Potency comparisons between PHEBURANE and GLYCEROL PHENYLBUTYRATE depend on the specific clinical indication. These are both Ammonia Detoxicant agents and are not directly interchangeable by dose. A physician or clinical pharmacist should guide any therapeutic switching decisions.

3. What is the standard dosing for PHEBURANE vs GLYCEROL PHENYLBUTYRATE?

The standard adult dose of PHEBURANE is: Adults: 1 gram orally twice daily, increased as tolerated to 2 grams orally twice daily. Maximum dose: 20 grams per day.. The standard adult dose of GLYCEROL PHENYLBUTYRATE is: 450-600 mg/m2/day orally in three divided doses, rounded to the nearest 100 mg; maximum 20 g/day.. Dosing should always be individualized based on indication, renal and hepatic function, age, and other patient factors.

4. Can you take PHEBURANE and GLYCEROL PHENYLBUTYRATE together?

No direct drug-drug interaction has been formally documented between PHEBURANE and GLYCEROL PHENYLBUTYRATE in current clinical databases. However, individual patient risk factors including other medications, organ function, and comorbidities should always be evaluated by a qualified healthcare provider.

5. Are PHEBURANE and GLYCEROL PHENYLBUTYRATE safe during pregnancy?
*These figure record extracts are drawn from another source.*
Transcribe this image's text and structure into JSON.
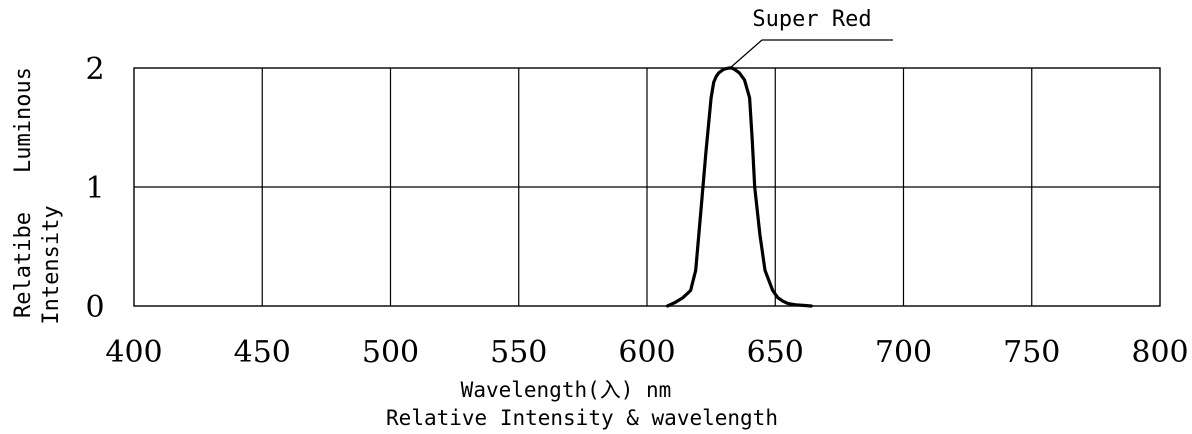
{
  "chart_data": {
    "type": "line",
    "title": "Relative Intensity & wavelength",
    "xlabel": "Wavelength(入) nm",
    "ylabel_lines": [
      "Relatibe",
      "Intensity",
      "Luminous"
    ],
    "xlim": [
      400,
      800
    ],
    "ylim": [
      0,
      2
    ],
    "x_ticks": [
      "400",
      "450",
      "500",
      "550",
      "600",
      "650",
      "700",
      "750",
      "800"
    ],
    "y_ticks": [
      "0",
      "1",
      "2"
    ],
    "grid": true,
    "series": [
      {
        "name": "Super Red",
        "x": [
          608,
          611,
          614,
          617,
          619,
          621,
          623,
          625,
          626,
          627,
          628,
          630,
          632,
          633,
          634,
          636,
          638,
          640,
          641,
          642,
          644,
          646,
          649,
          651,
          653,
          655,
          658,
          661,
          664
        ],
        "y": [
          0.0,
          0.03,
          0.07,
          0.13,
          0.3,
          0.8,
          1.3,
          1.75,
          1.88,
          1.93,
          1.96,
          1.99,
          2.0,
          2.0,
          1.99,
          1.96,
          1.9,
          1.75,
          1.4,
          1.0,
          0.6,
          0.3,
          0.13,
          0.07,
          0.04,
          0.02,
          0.01,
          0.005,
          0.0
        ]
      }
    ]
  }
}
The maternal-fetal safety profiles differ. PHEBURANE is classified as Category C. Pheburance (sodium phenylbutyrate) has not been studied in pregnant women. In animal studies, phenylbutyrate caused fetal harm at doses equivalent to human therapeutic doses. First. GLYCEROL PHENYLBUTYRATE is classified as Category C. Glycerol phenylbutyrate is Pregnancy Category C. No adequate studies in pregnant women. In animal studies, no teratogenic effects at doses up to 2 times human exposure; however, fe. Always consult a maternal-fetal medicine specialist before taking either drug during pregnancy or lactation.